Woke up to the news the news that Crowd Strike killed bunch of IT infrastructure. We weren't using that POS software in our company so the work day was not bad for me. I was talking to a co-worker about this news. I mentioned 'Crowd Strike is going go broke over this'. He said, 'No they won't.' "Won't they get sued into the ground for this." "Microsoft hasn't been sued over its bad updates."
I do a quick search to see if I could prove him wrong. All I could find is individuals taking Microsoft to court for forcing updates but no corporations have.

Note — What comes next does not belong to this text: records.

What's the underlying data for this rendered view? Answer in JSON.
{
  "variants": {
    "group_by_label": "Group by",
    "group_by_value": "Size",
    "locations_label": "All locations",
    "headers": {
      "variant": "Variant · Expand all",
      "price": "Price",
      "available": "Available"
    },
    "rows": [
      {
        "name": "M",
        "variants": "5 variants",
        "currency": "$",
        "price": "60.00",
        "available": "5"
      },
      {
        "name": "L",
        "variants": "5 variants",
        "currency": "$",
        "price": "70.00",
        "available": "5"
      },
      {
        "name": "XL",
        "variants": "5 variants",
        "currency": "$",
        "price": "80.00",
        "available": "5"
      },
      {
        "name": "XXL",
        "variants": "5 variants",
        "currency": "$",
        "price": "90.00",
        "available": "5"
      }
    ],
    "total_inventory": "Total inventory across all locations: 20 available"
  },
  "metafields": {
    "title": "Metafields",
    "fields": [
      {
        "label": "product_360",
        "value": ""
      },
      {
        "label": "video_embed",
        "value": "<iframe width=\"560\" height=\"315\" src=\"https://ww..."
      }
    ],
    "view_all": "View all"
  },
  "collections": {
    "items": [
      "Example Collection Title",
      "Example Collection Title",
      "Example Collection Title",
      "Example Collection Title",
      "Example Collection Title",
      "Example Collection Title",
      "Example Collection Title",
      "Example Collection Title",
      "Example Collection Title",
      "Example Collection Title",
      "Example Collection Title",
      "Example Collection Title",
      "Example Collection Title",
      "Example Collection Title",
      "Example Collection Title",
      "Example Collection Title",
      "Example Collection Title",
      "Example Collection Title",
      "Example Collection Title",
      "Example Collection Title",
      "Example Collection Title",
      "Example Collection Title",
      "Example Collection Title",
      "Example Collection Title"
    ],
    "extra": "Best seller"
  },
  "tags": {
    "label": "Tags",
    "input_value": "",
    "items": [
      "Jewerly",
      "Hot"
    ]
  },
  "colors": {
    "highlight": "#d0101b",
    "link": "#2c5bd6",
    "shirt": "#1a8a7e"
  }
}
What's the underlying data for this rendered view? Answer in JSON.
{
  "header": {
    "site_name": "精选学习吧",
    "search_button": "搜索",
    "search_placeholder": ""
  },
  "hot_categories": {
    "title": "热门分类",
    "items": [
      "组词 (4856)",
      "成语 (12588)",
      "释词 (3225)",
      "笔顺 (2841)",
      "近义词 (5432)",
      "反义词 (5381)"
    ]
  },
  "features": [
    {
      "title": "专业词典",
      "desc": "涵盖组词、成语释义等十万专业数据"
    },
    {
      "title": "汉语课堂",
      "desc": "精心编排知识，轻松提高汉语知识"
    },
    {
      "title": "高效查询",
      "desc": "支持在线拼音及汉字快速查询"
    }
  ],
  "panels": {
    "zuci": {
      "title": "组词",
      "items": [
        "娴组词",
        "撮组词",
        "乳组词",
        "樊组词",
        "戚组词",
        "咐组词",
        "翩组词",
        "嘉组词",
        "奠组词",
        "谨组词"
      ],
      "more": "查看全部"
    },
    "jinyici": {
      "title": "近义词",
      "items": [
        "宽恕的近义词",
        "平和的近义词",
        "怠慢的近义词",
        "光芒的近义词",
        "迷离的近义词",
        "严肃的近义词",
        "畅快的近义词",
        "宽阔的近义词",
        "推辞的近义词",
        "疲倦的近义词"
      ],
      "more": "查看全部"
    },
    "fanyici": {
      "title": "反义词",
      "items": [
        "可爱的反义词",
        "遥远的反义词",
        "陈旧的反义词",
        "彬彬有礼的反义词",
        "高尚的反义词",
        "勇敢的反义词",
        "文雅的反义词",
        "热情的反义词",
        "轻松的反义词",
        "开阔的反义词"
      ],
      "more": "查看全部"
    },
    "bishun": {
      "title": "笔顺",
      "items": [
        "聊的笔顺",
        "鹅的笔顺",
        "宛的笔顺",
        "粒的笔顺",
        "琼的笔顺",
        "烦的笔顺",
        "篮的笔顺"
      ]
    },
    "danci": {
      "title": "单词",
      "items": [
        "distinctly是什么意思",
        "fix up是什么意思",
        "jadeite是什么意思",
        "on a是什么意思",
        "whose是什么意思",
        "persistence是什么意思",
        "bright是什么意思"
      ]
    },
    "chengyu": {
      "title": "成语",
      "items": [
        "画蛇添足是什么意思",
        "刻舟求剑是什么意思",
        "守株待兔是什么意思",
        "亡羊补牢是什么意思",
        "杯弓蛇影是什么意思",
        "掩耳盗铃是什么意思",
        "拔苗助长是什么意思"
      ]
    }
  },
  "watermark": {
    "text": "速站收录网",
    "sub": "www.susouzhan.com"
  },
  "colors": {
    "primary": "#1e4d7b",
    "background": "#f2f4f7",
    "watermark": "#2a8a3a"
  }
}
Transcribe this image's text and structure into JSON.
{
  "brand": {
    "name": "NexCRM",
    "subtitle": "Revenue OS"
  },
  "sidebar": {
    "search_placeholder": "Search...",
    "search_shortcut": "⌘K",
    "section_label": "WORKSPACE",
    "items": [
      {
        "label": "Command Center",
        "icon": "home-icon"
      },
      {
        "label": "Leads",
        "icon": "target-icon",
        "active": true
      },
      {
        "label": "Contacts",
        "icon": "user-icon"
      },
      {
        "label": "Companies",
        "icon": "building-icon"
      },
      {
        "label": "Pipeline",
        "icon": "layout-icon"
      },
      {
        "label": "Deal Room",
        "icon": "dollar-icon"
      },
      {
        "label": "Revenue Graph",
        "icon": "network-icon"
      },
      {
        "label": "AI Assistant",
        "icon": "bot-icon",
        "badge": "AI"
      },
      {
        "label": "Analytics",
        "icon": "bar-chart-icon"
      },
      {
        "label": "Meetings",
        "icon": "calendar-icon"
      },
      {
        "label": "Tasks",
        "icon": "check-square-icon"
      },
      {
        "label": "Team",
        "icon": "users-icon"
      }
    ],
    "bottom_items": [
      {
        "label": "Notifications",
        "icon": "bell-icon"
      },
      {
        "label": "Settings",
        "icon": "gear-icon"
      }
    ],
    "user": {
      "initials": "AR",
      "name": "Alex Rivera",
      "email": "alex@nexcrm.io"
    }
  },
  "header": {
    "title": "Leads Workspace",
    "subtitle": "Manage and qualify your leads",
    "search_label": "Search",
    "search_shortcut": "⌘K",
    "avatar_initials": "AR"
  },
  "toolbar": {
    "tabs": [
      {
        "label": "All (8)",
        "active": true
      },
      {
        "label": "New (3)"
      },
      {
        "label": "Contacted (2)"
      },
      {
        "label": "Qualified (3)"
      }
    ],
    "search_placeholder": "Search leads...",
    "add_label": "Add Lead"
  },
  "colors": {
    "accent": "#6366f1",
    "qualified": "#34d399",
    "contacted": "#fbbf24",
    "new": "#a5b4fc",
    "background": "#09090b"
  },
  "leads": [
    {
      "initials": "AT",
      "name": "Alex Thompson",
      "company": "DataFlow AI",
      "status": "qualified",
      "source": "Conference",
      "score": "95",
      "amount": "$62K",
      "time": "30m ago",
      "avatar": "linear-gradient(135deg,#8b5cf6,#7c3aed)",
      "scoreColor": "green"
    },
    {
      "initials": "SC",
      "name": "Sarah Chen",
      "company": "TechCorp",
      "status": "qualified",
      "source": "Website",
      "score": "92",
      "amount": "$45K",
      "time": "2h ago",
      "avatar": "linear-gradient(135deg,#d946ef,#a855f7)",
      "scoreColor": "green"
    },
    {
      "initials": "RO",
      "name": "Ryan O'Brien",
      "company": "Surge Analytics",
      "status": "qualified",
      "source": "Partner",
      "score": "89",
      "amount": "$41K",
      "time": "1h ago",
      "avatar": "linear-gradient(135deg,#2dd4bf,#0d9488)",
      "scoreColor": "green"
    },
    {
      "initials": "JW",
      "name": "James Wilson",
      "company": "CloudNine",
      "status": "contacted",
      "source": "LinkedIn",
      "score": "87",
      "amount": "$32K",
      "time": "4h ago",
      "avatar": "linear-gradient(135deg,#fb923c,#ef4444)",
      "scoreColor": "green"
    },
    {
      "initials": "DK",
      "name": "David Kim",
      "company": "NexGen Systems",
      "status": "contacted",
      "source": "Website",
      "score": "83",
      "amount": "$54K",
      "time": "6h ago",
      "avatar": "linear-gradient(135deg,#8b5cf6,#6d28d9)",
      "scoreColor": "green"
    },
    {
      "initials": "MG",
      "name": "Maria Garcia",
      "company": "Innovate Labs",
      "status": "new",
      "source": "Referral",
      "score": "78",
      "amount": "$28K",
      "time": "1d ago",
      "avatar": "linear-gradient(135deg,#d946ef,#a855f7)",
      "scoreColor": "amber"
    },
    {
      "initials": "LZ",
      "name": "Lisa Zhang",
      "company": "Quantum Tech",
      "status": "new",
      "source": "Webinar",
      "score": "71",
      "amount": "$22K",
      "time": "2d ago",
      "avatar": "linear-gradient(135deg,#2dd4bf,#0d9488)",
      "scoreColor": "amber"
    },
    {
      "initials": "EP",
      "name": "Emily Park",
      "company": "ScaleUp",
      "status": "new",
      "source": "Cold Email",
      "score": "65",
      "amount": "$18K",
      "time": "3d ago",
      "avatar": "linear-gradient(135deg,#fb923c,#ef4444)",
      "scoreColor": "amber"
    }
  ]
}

It appears the software EULAs are so legally airtight that if a software update costs your company millions or billions...tough shit and suck it up.
Crowd Strike did several bad IT practices this update.
- Deploying on a friday (lol)
- not testing the update deployment (the update itself could've been fine but the update server might have corrupted the file)
- not doing a staged update
- the software probably makes it difficult or impossible to defer updates
As well Microsoft is still Microsofting with its driver BSODs.
I'm doubtful that either Crowd Strike or Microsoft will be held to account for the billions of dollars lost and millions of people that had their day ruined over this.
Basically, software companies are like vaccine companies and they are immune to legal liability.
Have a good weekend, unless you're in IT.
Why do they care about delegates being unable to get home?
Probably not specifically related to delegates, but the Russia-gate Democrat fixer firm making a big mistake right after the events of this week is probably related.
Like I bet behind the scenes they've been scrambling over something nefarious and that's what let this mistake happen.